Decision modeling adds explicit effectiveness metrics to the more generally accepted efficiency metrics generated by business process modeling,giving the full picture to the Executive Suite. Process efficiency measures throughput, costs, error-rates and similar, while process effectiveness measures whether the process is fulfilling its purpose – picking the most profitable customers, for example. Most business process management metrics focus on efficiency measures since effectiveness measures generally depend on the decisioning logic embedded within processes. Explicit decision modeling turns a spotlight on process goals and associated effectiveness metrics. Executive leadership can now balance and trade-off efficiency measures like throughput with effectiveness measures like profitability.
Why doesn’t BPM get enough Executive attention?
Business Strategy gets executed in Business Processes. So, success is measured by first translating strategy objectives into measurable targets and then linking them to measurable process metrics. This ‘metrics hierarchy’ does work to some degree but it is an unreliable connection between planning and execution since most process metrics are based on efficiency, and not on effectiveness.
Efficiency metrics like output-per-unit or errors-per-transaction or cost-per-shipment measure how well a defined process is operating in terms of throughput. Effectiveness metrics like margin-per-sale or default-probability-per-order measure how well a defined process is operating in terms of its intended goal.
An insurance Claims Process can be very efficient at paying out claims – large volumes, low errors and low costs, but it can be very ineffective if it is not picking the right claims to process. The processing logic used to pick the right claims to process does not have an in-flight real-time measurable metric. This lack of an explicit effectiveness metric is then compensated for by running reports after the fact.
While the CEO and CFO want to see both the efficiency and effectiveness metrics on their dashboards, they are likely to pay more attention to effectiveness measures. Process efficiency can be improved incrementally but almost all business decision making is to make the process more effective. Going back to the Claims Processing example, executive decision making will focus first on how to reduce bad claims payments and then on cost savings by increasing throughput.
So, BPM does not get the attention it deserves because it is generally not set up to generate the sought-after effectiveness metrics.
How does Business Decision Management solve the problem?
Business Decision Modeling uncovers how decisions are being made within business processes. One of the key techniques to discover, define and describe these decisions is through effective measures. What makes this process effective? What decision needs to be made well for that to happen? How can we tell whether the decision being made is a good one or not? Are there threshold targets to be met before the process is allowed to finish executing? The answers to these questions are formally documented and shared to build consensus on decision making models – ultimately resulting in well-understood process effectiveness measures directly tied to process execution.

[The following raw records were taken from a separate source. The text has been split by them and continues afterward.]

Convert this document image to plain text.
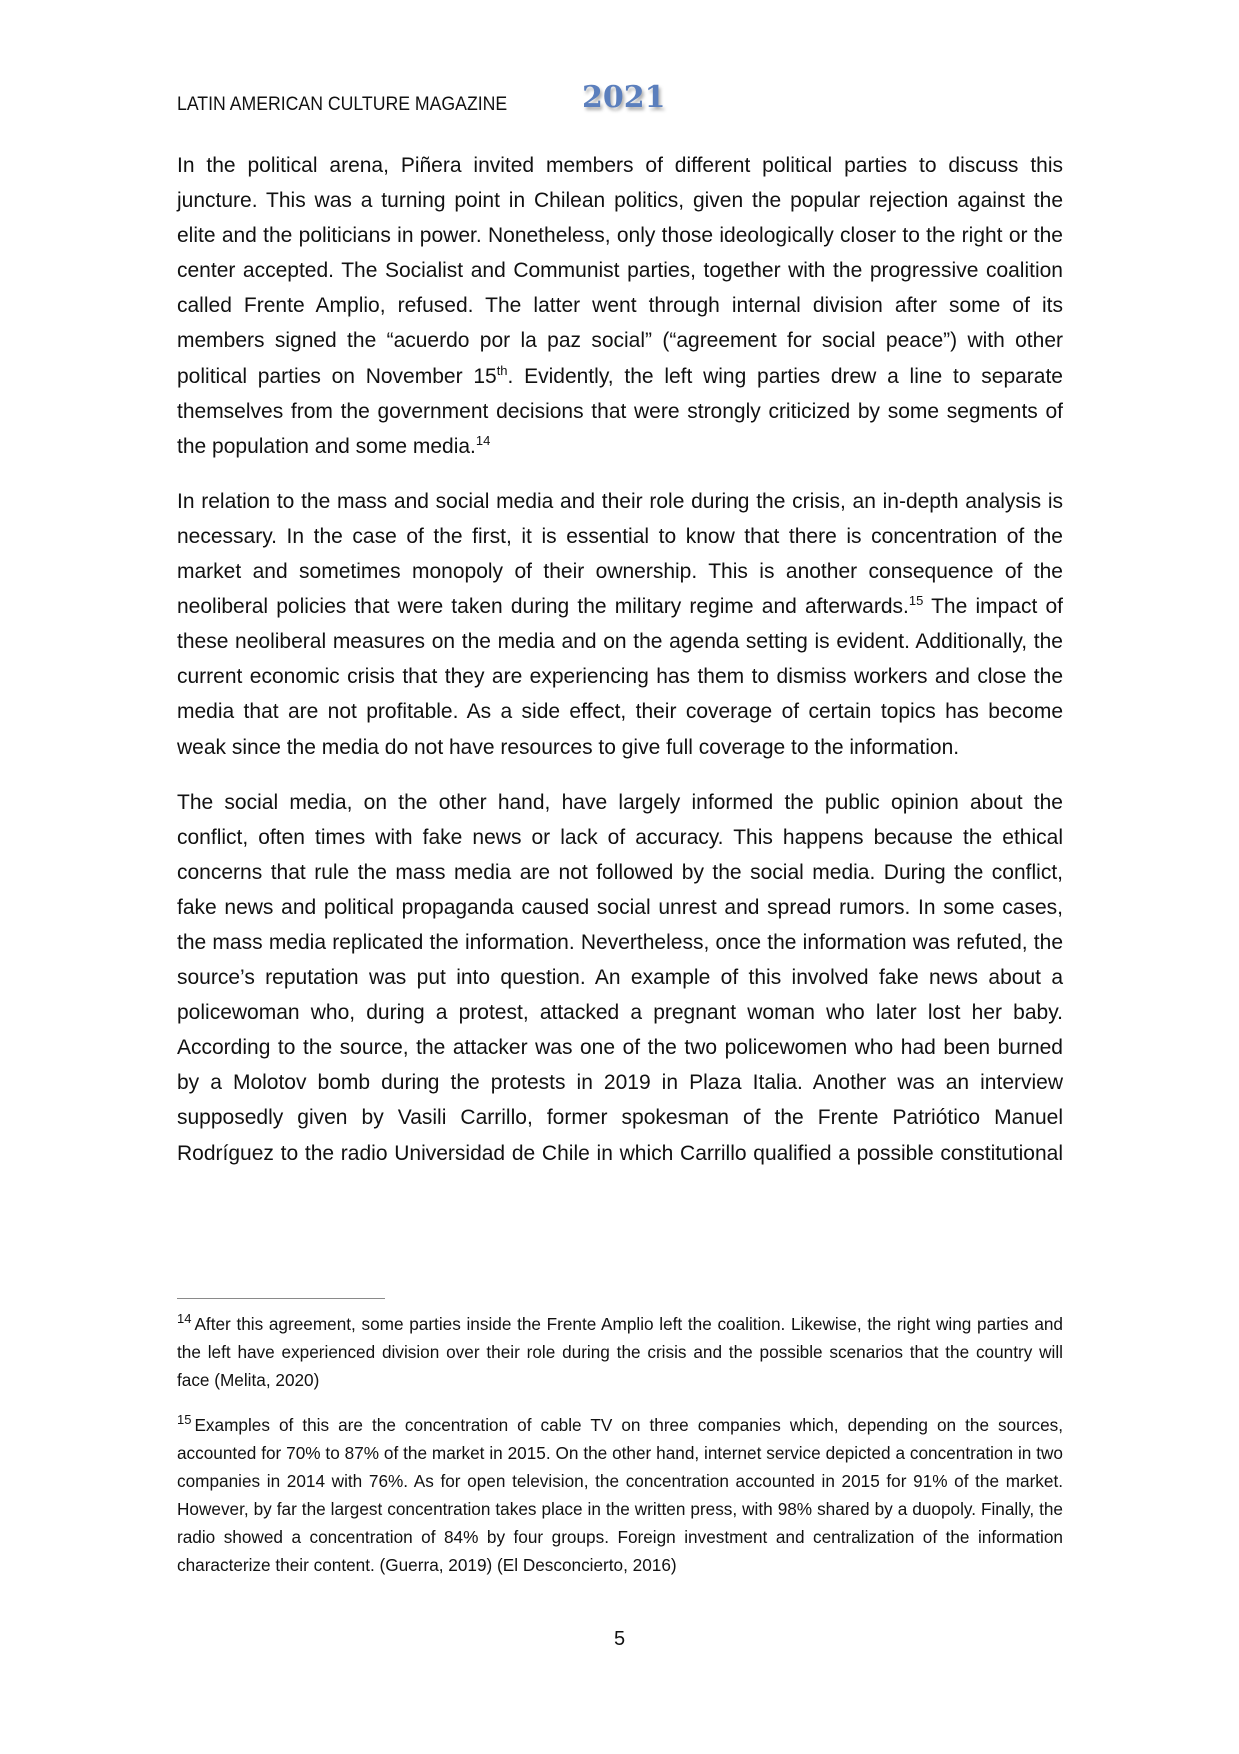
LATIN AMERICAN CULTURE MAGAZINE 2021

In the political arena, Piñera invited members of different political parties to discuss this juncture. This was a turning point in Chilean politics, given the popular rejection against the elite and the politicians in power. Nonetheless, only those ideologically closer to the right or the center accepted. The Socialist and Communist parties, together with the progressive coalition called Frente Amplio, refused. The latter went through internal division after some of its members signed the “acuerdo por la paz social” (“agreement for social peace”) with other political parties on November 15th. Evidently, the left wing parties drew a line to separate themselves from the government decisions that were strongly criticized by some segments of the population and some media.$^{14}$

In relation to the mass and social media and their role during the crisis, an in-depth analysis is necessary. In the case of the first, it is essential to know that there is concentration of the market and sometimes monopoly of their ownership. This is another consequence of the neoliberal policies that were taken during the military regime and afterwards.$^{15}$ The impact of these neoliberal measures on the media and on the agenda setting is evident. Additionally, the current economic crisis that they are experiencing has them to dismiss workers and close the media that are not profitable. As a side effect, their coverage of certain topics has become weak since the media do not have resources to give full coverage to the information.

The social media, on the other hand, have largely informed the public opinion about the conflict, often times with fake news or lack of accuracy. This happens because the ethical concerns that rule the mass media are not followed by the social media. During the conflict, fake news and political propaganda caused social unrest and spread rumors. In some cases, the mass media replicated the information. Nevertheless, once the information was refuted, the source’s reputation was put into question. An example of this involved fake news about a policewoman who, during a protest, attacked a pregnant woman who later lost her baby. According to the source, the attacker was one of the two policewomen who had been burned by a Molotov bomb during the protests in 2019 in Plaza Italia. Another was an interview supposedly given by Vasili Carrillo, former spokesman of the Frente Patriótico Manuel Rodríguez to the radio Universidad de Chile in which Carrillo qualified a possible constitutional

$^{14}$ After this agreement, some parties inside the Frente Amplio left the coalition. Likewise, the right wing parties and the left have experienced division over their role during the crisis and the possible scenarios that the country will face (Melita, 2020)

$^{15}$ Examples of this are the concentration of cable TV on three companies which, depending on the sources, accounted for 70% to 87% of the market in 2015. On the other hand, internet service depicted a concentration in two companies in 2014 with 76%. As for open television, the concentration accounted in 2015 for 91% of the market. However, by far the largest concentration takes place in the written press, with 98% shared by a duopoly. Finally, the radio showed a concentration of 84% by four groups. Foreign investment and centralization of the information characterize their content. (Guerra, 2019) (El Desconcierto, 2016)

5
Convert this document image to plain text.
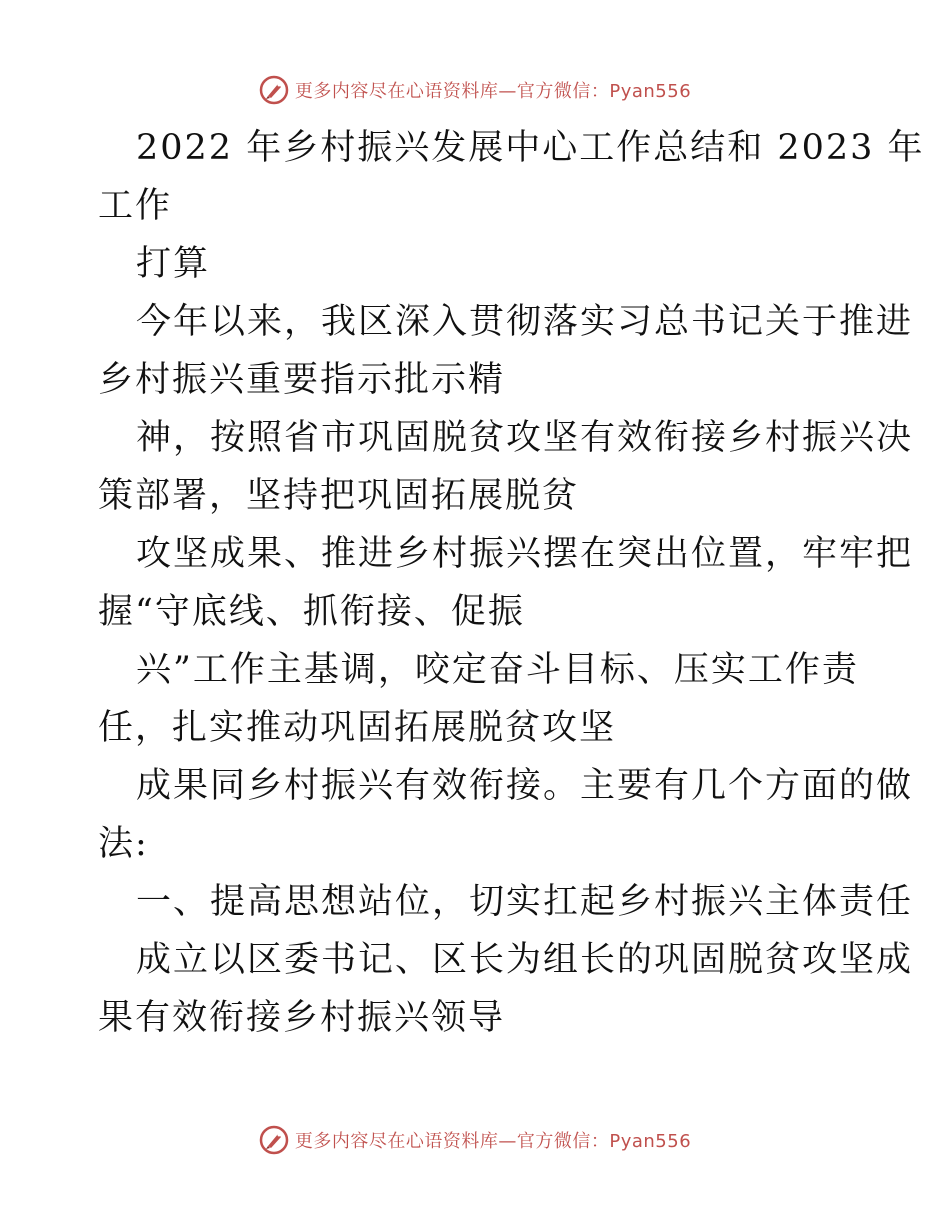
更多内容尽在心语资料库—官方微信：Pyan556
2022 年乡村振兴发展中心工作总结和 2023 年
工作
打算
今年以来，我区深入贯彻落实习总书记关于推进
乡村振兴重要指示批示精
神，按照省市巩固脱贫攻坚有效衔接乡村振兴决
策部署，坚持把巩固拓展脱贫
攻坚成果、推进乡村振兴摆在突出位置，牢牢把
握“守底线、抓衔接、促振
兴”工作主基调，咬定奋斗目标、压实工作责
任，扎实推动巩固拓展脱贫攻坚
成果同乡村振兴有效衔接。主要有几个方面的做
法:
一、提高思想站位，切实扛起乡村振兴主体责任
成立以区委书记、区长为组长的巩固脱贫攻坚成
果有效衔接乡村振兴领导
更多内容尽在心语资料库—官方微信：Pyan556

Decision modeling is done alongside process modeling in an iterative cycle until both elements are clearly defined along with the respective effectiveness and efficiency measures. These metrics can then be delivered to Executive Dashboards through BI technology.
CEOs, CFOs and other business managers now have a complete picture of how strategy is being executed in business process management systems. And more importantly, they now have the visibility to consider trade-offs between efficiency and effectiveness.